David Menezes, student of PGP in Development Leadership at ISDM
This article has been originally posted on Youth ki Awaaz
While growing up, I always had, more or less, one stream of thinking – especially since I come from a middle-class family that protects its privileges and claims them as products of hard work and education.
There are so many social inequalities we are blind towards – simply because they aren’t a part of our lives. Hopefully, some of these questions will help you think of a world different from the one you’ve been exposed to.
We are living in a world with large and rampant inequalities – ranging from gender to religion to caste and every other unequal form. It is a problem that is not only too real but has also become the norm today.
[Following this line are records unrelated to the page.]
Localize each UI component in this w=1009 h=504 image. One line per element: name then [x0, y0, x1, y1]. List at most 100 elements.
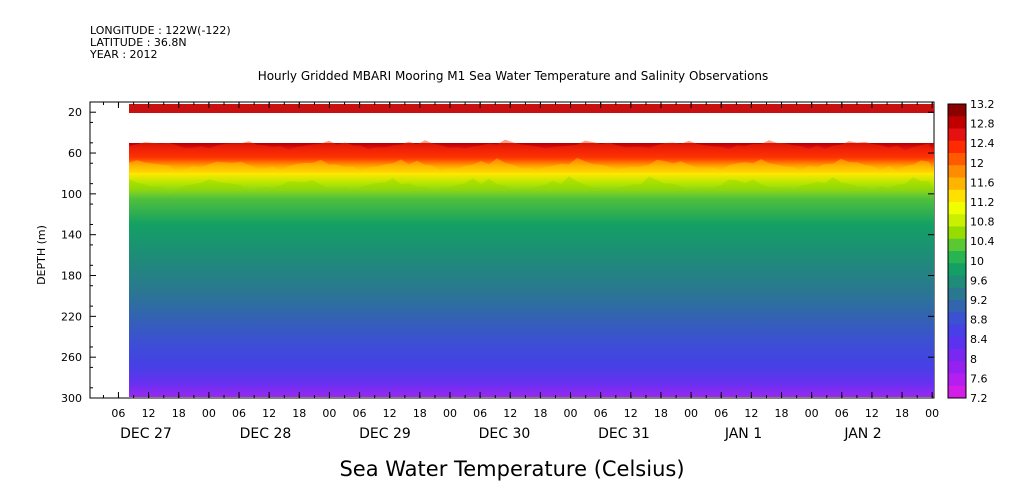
- longitude-label: LONGITUDE : 122W(-122): [90, 24, 231, 37]
- x-date-label: DEC 27: [120, 426, 172, 442]
- y-tick-label: 60: [68, 147, 82, 160]
- x-hour-label: 18: [413, 407, 427, 420]
- colorbar-label: 12: [970, 157, 984, 170]
- colorbar-swatch: [948, 385, 966, 399]
- y-tick-label: 300: [61, 392, 82, 405]
- x-hour-label: 00: [805, 407, 819, 420]
- colorbar-label: 13.2: [970, 98, 995, 111]
- x-axis-label: Sea Water Temperature (Celsius): [339, 457, 684, 481]
- x-hour-label: 12: [262, 407, 276, 420]
- x-hour-label: 18: [172, 407, 186, 420]
- x-hour-label: 12: [744, 407, 758, 420]
- colorbar-label: 9.6: [970, 274, 988, 287]
- colorbar-swatch: [948, 312, 966, 325]
- x-hour-label: 00: [443, 407, 457, 420]
- colorbar-swatch: [948, 177, 966, 191]
- colorbar-swatch: [948, 349, 966, 362]
- colorbar-swatch: [948, 140, 966, 154]
- colorbar-label: 8.8: [970, 314, 988, 327]
- colorbar-label: 11.2: [970, 196, 995, 209]
- x-hour-label: 06: [594, 407, 608, 420]
- y-tick-label: 180: [61, 270, 82, 283]
- colorbar-label: 12.4: [970, 137, 995, 150]
- colorbar-swatch: [948, 165, 966, 178]
- thermocline-layer: [129, 176, 934, 194]
- x-date-label: DEC 29: [359, 426, 411, 442]
- x-hour-label: 12: [383, 407, 397, 420]
- colorbar: 13.2 12.8 12.4 12 11.6 11.2 10.8 10.4 10 9.6 9.2 8.…: [947, 98, 995, 405]
- colorbar-label: 10.8: [970, 216, 995, 229]
- thermocline-layer: [129, 157, 934, 173]
- year-label: YEAR : 2012: [90, 48, 158, 61]
- colorbar-swatch: [948, 275, 966, 289]
- x-hour-label: 06: [835, 407, 849, 420]
- x-hour-label: 06: [353, 407, 367, 420]
- colorbar-swatch: [948, 300, 966, 313]
- colorbar-swatch: [948, 202, 966, 215]
- colorbar-label: 12.8: [970, 118, 995, 131]
- colorbar-swatch: [948, 263, 966, 276]
- y-tick-label: 100: [61, 188, 82, 201]
- colorbar-frame: [947, 103, 967, 399]
- colorbar-swatch: [948, 214, 966, 227]
- x-hour-label: 00: [564, 407, 578, 420]
- x-date-label: JAN 1: [724, 426, 762, 442]
- colorbar-swatch: [948, 336, 966, 350]
- colorbar-swatch: [948, 226, 966, 240]
- colorbar-label: 8: [970, 353, 977, 366]
- x-hour-label: 12: [142, 407, 156, 420]
- x-date-label: DEC 31: [598, 426, 650, 442]
- y-tick-label: 260: [61, 351, 82, 364]
- temperature-field: [129, 143, 934, 397]
- x-date-label: DEC 28: [240, 426, 292, 442]
- colorbar-label: 10.4: [970, 235, 995, 248]
- x-date-label: JAN 2: [843, 426, 881, 442]
- colorbar-label: 10: [970, 255, 984, 268]
- x-hour-label: 18: [292, 407, 306, 420]
- x-hour-label: 18: [895, 407, 909, 420]
- x-hour-label: 06: [232, 407, 246, 420]
- x-axis: 06 12 18 00 06 12 18 00 06 12 18 00 06 12 18 00 06 12 18 00…: [102, 102, 939, 442]
- thermocline-layer: [129, 139, 934, 157]
- y-axis: 20 60 100 140 180 220 260 300: [61, 101, 934, 405]
- colorbar-swatch: [948, 104, 966, 117]
- x-hour-label: 18: [774, 407, 788, 420]
- colorbar-label: 7.2: [970, 392, 988, 405]
- y-tick-label: 220: [61, 310, 82, 323]
- colorbar-swatch: [948, 128, 966, 142]
- x-hour-label: 18: [533, 407, 547, 420]
- x-hour-label: 12: [624, 407, 638, 420]
- colorbar-swatch: [948, 373, 966, 387]
- colorbar-swatch: [948, 324, 966, 338]
- x-hour-label: 00: [202, 407, 216, 420]
- colorbar-label: 9.2: [970, 294, 988, 307]
- thermocline-waves: [129, 139, 934, 194]
- x-hour-label: 06: [111, 407, 125, 420]
- x-hour-label: 06: [473, 407, 487, 420]
- colorbar-label: 11.6: [970, 176, 995, 189]
- colorbar-label: 7.6: [970, 372, 988, 385]
- x-hour-label: 00: [322, 407, 336, 420]
- colorbar-swatch: [948, 189, 966, 203]
- x-date-label: DEC 30: [479, 426, 531, 442]
- colorbar-swatch: [948, 238, 966, 252]
- colorbar-swatch: [948, 287, 966, 301]
- upper-band: [129, 104, 934, 113]
- colorbar-swatch: [948, 251, 966, 264]
- latitude-label: LATITUDE : 36.8N: [90, 36, 187, 49]
- colorbar-swatch: [948, 116, 966, 129]
- colorbar-label: 8.4: [970, 333, 988, 346]
- y-tick-label: 20: [68, 106, 82, 119]
- x-hour-label: 00: [684, 407, 698, 420]
- colorbar-swatch: [948, 153, 966, 166]
- y-axis-label: DEPTH (m): [35, 225, 48, 285]
- x-hour-label: 06: [714, 407, 728, 420]
- chart-title: Hourly Gridded MBARI Mooring M1 Sea Wate…: [258, 69, 769, 83]
- x-hour-label: 12: [865, 407, 879, 420]
- y-tick-label: 140: [61, 229, 82, 242]
- colorbar-swatch: [948, 361, 966, 374]
- x-hour-label: 18: [654, 407, 668, 420]
- x-hour-label: 12: [503, 407, 517, 420]
- x-hour-label: 00: [925, 407, 939, 420]
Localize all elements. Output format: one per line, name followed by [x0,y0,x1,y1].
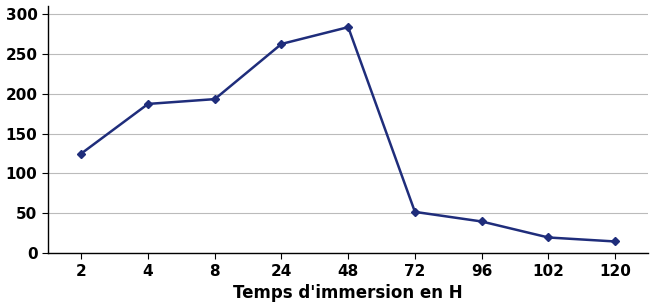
X-axis label: Temps d'immersion en H: Temps d'immersion en H [233,285,463,302]
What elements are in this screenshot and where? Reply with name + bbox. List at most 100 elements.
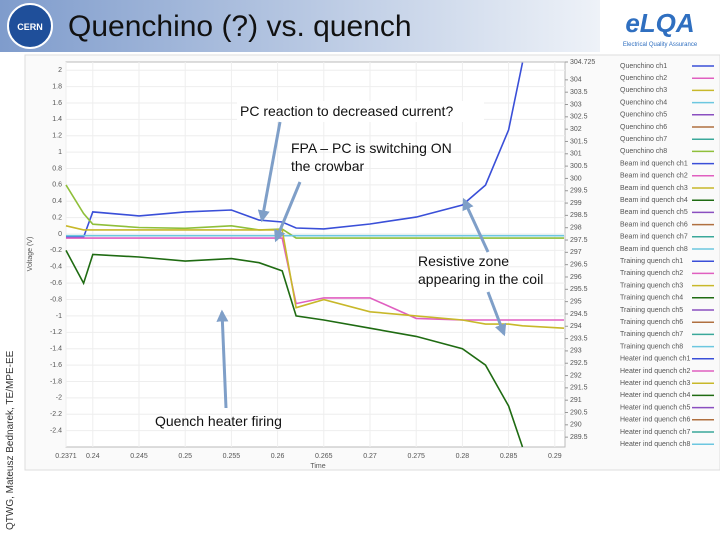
- y-tick-label: -1.6: [50, 362, 62, 369]
- y2-tick-label: 292.5: [570, 360, 588, 367]
- y2-tick-label: 301.5: [570, 138, 588, 145]
- y2-tick-label: 300.5: [570, 163, 588, 170]
- y2-tick-label: 303: [570, 101, 582, 108]
- legend-label: Heater ind quench ch7: [620, 429, 691, 436]
- legend-label: Quenchino ch1: [620, 63, 667, 70]
- legend-label: Heater ind quench ch8: [620, 441, 691, 448]
- legend: Quenchino ch1 Quenchino ch2 Quenchino ch3 Q…: [620, 63, 714, 448]
- legend-label: Heater ind quench ch4: [620, 392, 691, 399]
- annotation: Quench heater firing: [155, 413, 282, 429]
- legend-label: Training quench ch7: [620, 331, 683, 338]
- x-tick-label: 0.24: [86, 453, 100, 460]
- y2-tick-label: 289.5: [570, 434, 588, 441]
- series-line: [65, 250, 524, 448]
- y2-tick-label: 299: [570, 200, 582, 207]
- x-tick-label: 0.27: [363, 453, 377, 460]
- y-tick-label: -1.8: [50, 378, 62, 385]
- legend-label: Training quench ch3: [620, 282, 683, 289]
- y-tick-label: 1.2: [52, 133, 62, 140]
- x-tick-label: 0.28: [456, 453, 470, 460]
- y2-tick-label: 303.5: [570, 89, 588, 96]
- y2-tick-label: 302: [570, 126, 582, 133]
- legend-label: Training quench ch2: [620, 270, 683, 277]
- arrow: [257, 121, 282, 223]
- y-tick-label: -1.4: [50, 346, 62, 353]
- y-tick-label: -0.2: [50, 247, 62, 254]
- y-tick-label: -0.4: [50, 264, 62, 271]
- legend-label: Beam ind quench ch6: [620, 221, 688, 228]
- y2-tick-label: 296.5: [570, 262, 588, 269]
- y2-tick-label: 302.5: [570, 114, 588, 121]
- x-tick-label: 0.275: [407, 453, 425, 460]
- legend-label: Beam ind quench ch5: [620, 209, 688, 216]
- x-tick-label: 0.255: [223, 453, 241, 460]
- y-tick-label: 0.2: [52, 214, 62, 221]
- y-tick-label: 0: [58, 231, 62, 238]
- legend-label: Heater ind quench ch2: [620, 368, 691, 375]
- legend-label: Heater ind quench ch3: [620, 380, 691, 387]
- x-axis-label: Time: [310, 463, 325, 470]
- y2-tick-label: 292: [570, 372, 582, 379]
- y2-tick-label: 297: [570, 249, 582, 256]
- legend-label: Heater ind quench ch6: [620, 417, 691, 424]
- y-tick-label: 1.4: [52, 116, 62, 123]
- y-tick-label: 0.4: [52, 198, 62, 205]
- y-tick-label: -0.6: [50, 280, 62, 287]
- y2-tick-label: 295: [570, 298, 582, 305]
- legend-label: Heater ind quench ch5: [620, 404, 691, 411]
- legend-label: Training quench ch5: [620, 307, 683, 314]
- legend-label: Quenchino ch8: [620, 148, 667, 155]
- annotation: appearing in the coil: [418, 271, 543, 287]
- y2-tick-label: 300: [570, 175, 582, 182]
- legend-label: Beam ind quench ch1: [620, 160, 688, 167]
- logo-box: [600, 0, 720, 52]
- y-tick-label: -2.2: [50, 411, 62, 418]
- legend-label: Beam ind quench ch4: [620, 197, 688, 204]
- series-line: [65, 225, 565, 329]
- y2-tick-label: 298: [570, 225, 582, 232]
- x-tick-label: 0.2371: [55, 453, 77, 460]
- legend-label: Quenchino ch5: [620, 112, 667, 119]
- y2-tick-label: 298.5: [570, 212, 588, 219]
- y2-tick-label: 293: [570, 348, 582, 355]
- annotation: Resistive zone: [418, 253, 509, 269]
- legend-label: Quenchino ch6: [620, 124, 667, 131]
- y-tick-label: -1.2: [50, 329, 62, 336]
- legend-label: Training quench ch4: [620, 295, 683, 302]
- legend-label: Beam ind quench ch3: [620, 185, 688, 192]
- y2-tick-label: 293.5: [570, 335, 588, 342]
- x-tick-label: 0.25: [178, 453, 192, 460]
- y2-tick-label: 304: [570, 77, 582, 84]
- series-line: [66, 62, 524, 238]
- arrow: [486, 291, 507, 337]
- elqa-logo: eLQA: [625, 8, 694, 38]
- legend-label: Beam ind quench ch8: [620, 246, 688, 253]
- grid: 2 1.8 1.6 1.4 1.2 1 0.8 0.6 0.4 0.2 0 -0.2 -0.4 -0.6 -…: [50, 59, 595, 460]
- lines: [65, 62, 565, 448]
- annotation: PC reaction to decreased current?: [240, 103, 453, 119]
- arrow: [462, 197, 490, 253]
- y2-tick-label: 290.5: [570, 409, 588, 416]
- annotations: PC reaction to decreased current? FPA – P…: [155, 101, 543, 429]
- cern-logo-text: CERN: [17, 22, 43, 32]
- y2-tick-label: 290: [570, 422, 582, 429]
- y-tick-label: 1: [58, 149, 62, 156]
- y-axis-label: Voltage (V): [27, 237, 34, 272]
- legend-label: Quenchino ch4: [620, 99, 667, 106]
- y2-tick-label: 294.5: [570, 311, 588, 318]
- arrows: [216, 121, 507, 409]
- legend-label: Beam ind quench ch2: [620, 173, 688, 180]
- annotation: the crowbar: [291, 158, 364, 174]
- slide-title: Quenchino (?) vs. quench: [68, 10, 412, 43]
- y-tick-label: -2.4: [50, 427, 62, 434]
- y-tick-label: -0.8: [50, 296, 62, 303]
- x-tick-label: 0.245: [130, 453, 148, 460]
- series-line: [65, 184, 564, 239]
- y2-tick-label: 291: [570, 397, 582, 404]
- x-tick-label: 0.285: [500, 453, 518, 460]
- annotation: FPA – PC is switching ON: [291, 140, 452, 156]
- x-tick-label: 0.26: [271, 453, 285, 460]
- y2-tick-label: 297.5: [570, 237, 588, 244]
- arrow: [216, 309, 229, 409]
- y2-tick-label: 294: [570, 323, 582, 330]
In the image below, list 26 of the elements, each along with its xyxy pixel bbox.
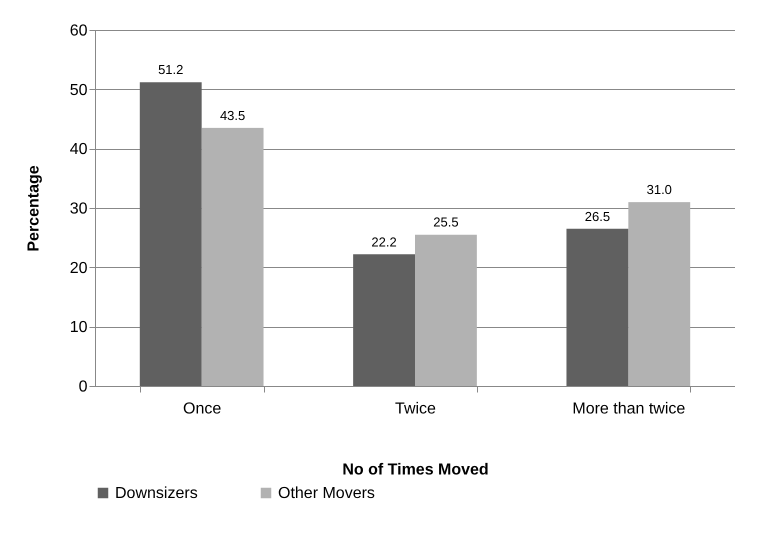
y-tick-label: 10 — [70, 319, 88, 336]
y-tick-label: 50 — [70, 82, 88, 99]
y-tick-label: 0 — [78, 378, 88, 396]
bar — [353, 254, 415, 386]
x-tick-label: Twice — [395, 400, 436, 418]
x-tick-label: More than twice — [572, 400, 686, 418]
y-tick-label: 40 — [70, 141, 88, 158]
text: 31.0 — [646, 182, 672, 198]
y-axis-title: Percentage — [26, 165, 43, 252]
bar — [140, 82, 202, 386]
text: 25.5 — [433, 214, 459, 230]
legend-label: Other Movers — [278, 485, 375, 502]
text: 26.5 — [584, 208, 610, 224]
bar — [628, 202, 690, 386]
bar — [202, 128, 264, 386]
legend-label: Downsizers — [115, 485, 198, 502]
y-tick-label: 60 — [70, 22, 88, 40]
x-axis-title: No of Times Moved — [342, 462, 489, 478]
bar — [566, 228, 628, 386]
y-tick-label: 30 — [70, 200, 88, 218]
text: 51.2 — [158, 62, 184, 78]
x-tick-label: Once — [183, 400, 222, 418]
bar — [415, 234, 477, 386]
text: 22.2 — [371, 234, 397, 250]
y-tick-label: 20 — [70, 260, 88, 277]
text: 43.5 — [220, 108, 246, 123]
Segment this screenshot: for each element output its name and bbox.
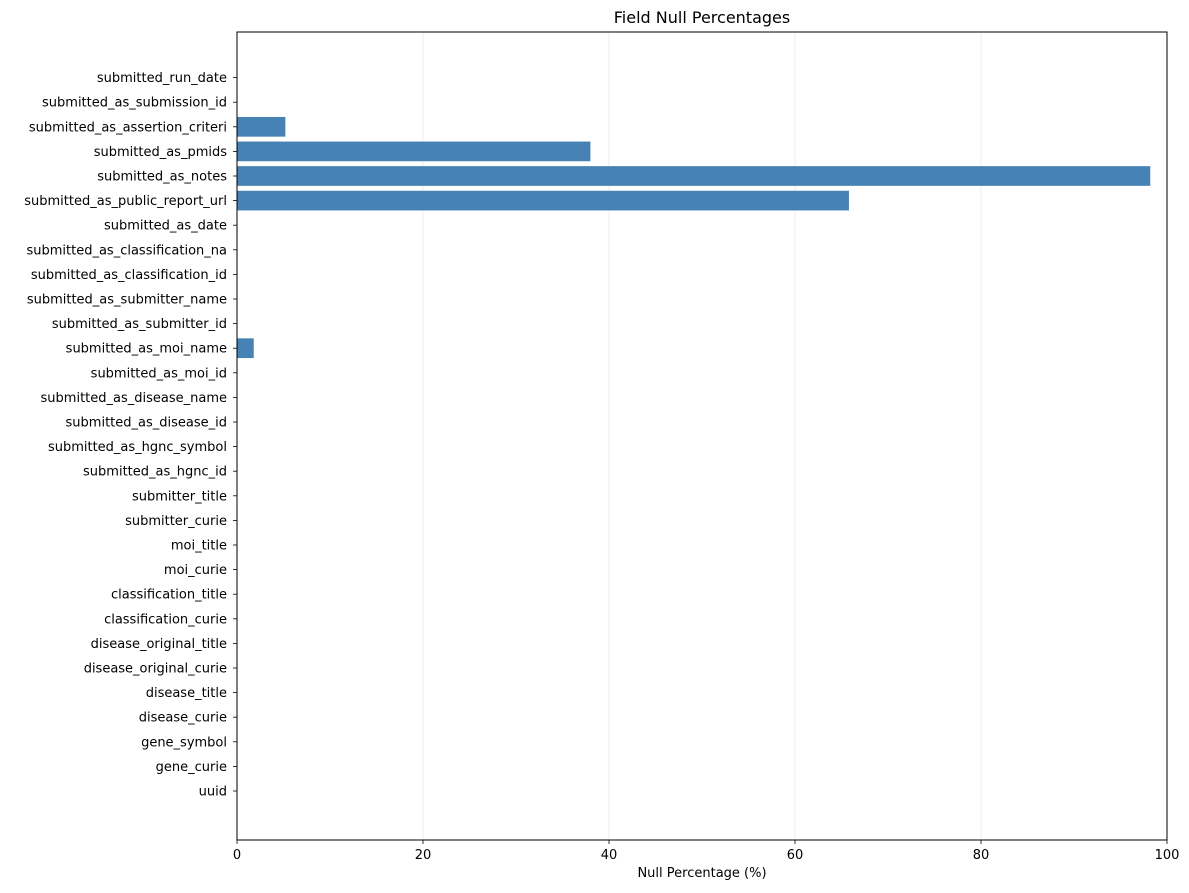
y-tick-label: disease_original_title: [91, 637, 227, 652]
x-tick-label: 100: [1155, 848, 1180, 863]
x-tick-label: 0: [233, 848, 241, 863]
y-tick-label: submitted_as_public_report_url: [24, 194, 227, 209]
y-tick-label: submitted_as_submitter_id: [52, 317, 227, 332]
bar: [237, 141, 591, 162]
y-axis: uuid gene_curie gene_symbol disease_curie di…: [24, 71, 237, 800]
y-tick-label: submitter_title: [132, 489, 227, 504]
y-tick-label: submitter_curie: [125, 514, 227, 529]
y-tick-label: submitted_as_date: [104, 219, 227, 234]
y-tick-label: submitted_as_submitter_name: [27, 293, 227, 308]
y-tick-label: disease_original_curie: [84, 662, 227, 677]
y-tick-label: submitted_as_classification_na: [26, 243, 227, 258]
y-tick-label: submitted_run_date: [97, 71, 227, 86]
y-tick-label: submitted_as_hgnc_symbol: [48, 440, 227, 455]
y-tick-label: submitted_as_notes: [97, 170, 227, 185]
y-tick-label: gene_curie: [156, 760, 227, 775]
bar: [237, 166, 1151, 186]
x-tick-label: 60: [787, 848, 804, 863]
y-tick-label: disease_title: [146, 686, 227, 701]
y-tick-label: gene_symbol: [141, 735, 227, 750]
y-tick-label: submitted_as_hgnc_id: [83, 465, 227, 480]
bar: [237, 338, 254, 359]
y-tick-label: submitted_as_submission_id: [42, 96, 227, 111]
y-tick-label: disease_curie: [139, 711, 227, 726]
plot-frame: [236, 31, 1168, 841]
x-tick-label: 20: [415, 848, 432, 863]
chart-title: Field Null Percentages: [614, 8, 790, 27]
y-tick-label: submitted_as_moi_name: [66, 342, 227, 357]
y-tick-label: classification_title: [111, 588, 227, 603]
y-tick-label: submitted_as_disease_name: [41, 391, 227, 406]
x-tick-label: 40: [601, 848, 618, 863]
y-tick-label: submitted_as_disease_id: [66, 416, 227, 431]
y-tick-label: moi_curie: [164, 563, 227, 578]
y-tick-label: submitted_as_classification_id: [31, 268, 227, 283]
x-axis: 0 20 40 60 80 100: [233, 840, 1180, 863]
bars: [237, 116, 1151, 359]
bar: [237, 116, 286, 137]
x-axis-label: Null Percentage (%): [637, 866, 766, 881]
y-tick-label: submitted_as_moi_id: [91, 366, 227, 381]
bar: [237, 190, 849, 211]
y-tick-label: moi_title: [171, 539, 227, 554]
y-tick-label: submitted_as_assertion_criteri: [29, 120, 227, 135]
x-tick-label: 80: [973, 848, 990, 863]
y-tick-label: submitted_as_pmids: [94, 145, 228, 160]
y-tick-label: classification_curie: [104, 612, 227, 627]
y-tick-label: uuid: [199, 785, 227, 800]
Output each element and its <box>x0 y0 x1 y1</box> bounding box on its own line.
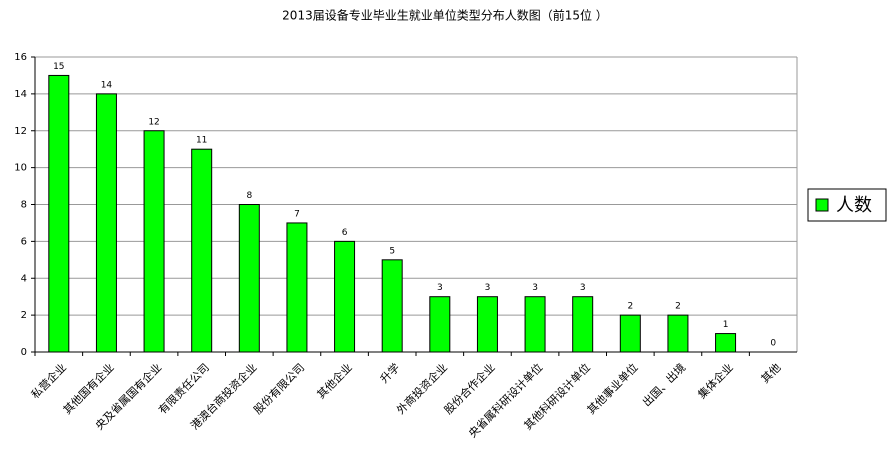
bar <box>524 296 546 353</box>
y-tick-label: 8 <box>21 200 27 211</box>
bar <box>143 130 165 353</box>
data-label: 3 <box>532 283 538 293</box>
bar <box>334 240 356 353</box>
data-label: 2 <box>675 302 681 312</box>
legend-swatch <box>815 198 829 212</box>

But, is this norm something that I notice but never feel myself to be a part of? And do I feel the need to own up to a problem that I didn’t cause or start? Am I really willing to sacrifice myself in order to make things right? Can I be the one to stand and say, “I’ll fix what’s not my fight”?
Am I a problem-solver or just a bystander with opinions that are strong yet fickle, with actions never taken?
I used to be a strong advocate of capitalism. I thought that it was right – the idea that there can’t be a ‘not-for-profit’ without a ‘for-profit’ to give it light. Or the ideas that there is no welfare without capital accumulation and that there is no ‘fair distribution’ without income generation. Or the idea that survival will be left only to the fittest – with evolution and extinction wiping out our every weakness.
Are there parts of us we must let go of before we can move forward – not just changing qualities or character flaws, but abandoning the hope that’s already lost?
Is it possible for everyone to always make it to the ‘other side’? With a world that’s moving so quickly, I’m sure that some of us are bound to miss the ride!
Can we hold on to the ropes of fairness with development at the helm? I am still unsure of what progress means, and about which is better – the past or the present.
Are your goals more important than the people that you walk with? Would you sacrifice a person to win the prize, or would you rather forfeit? Would you be content protecting every right but not move forward?
Can you really protect the interests of every single son and daughter?
Can everyone’s liberation happen fast and all at once? Will everyone be liberated? Or will some rise and others fall?
Is saving yourself the goal of your life? Or can you save them all?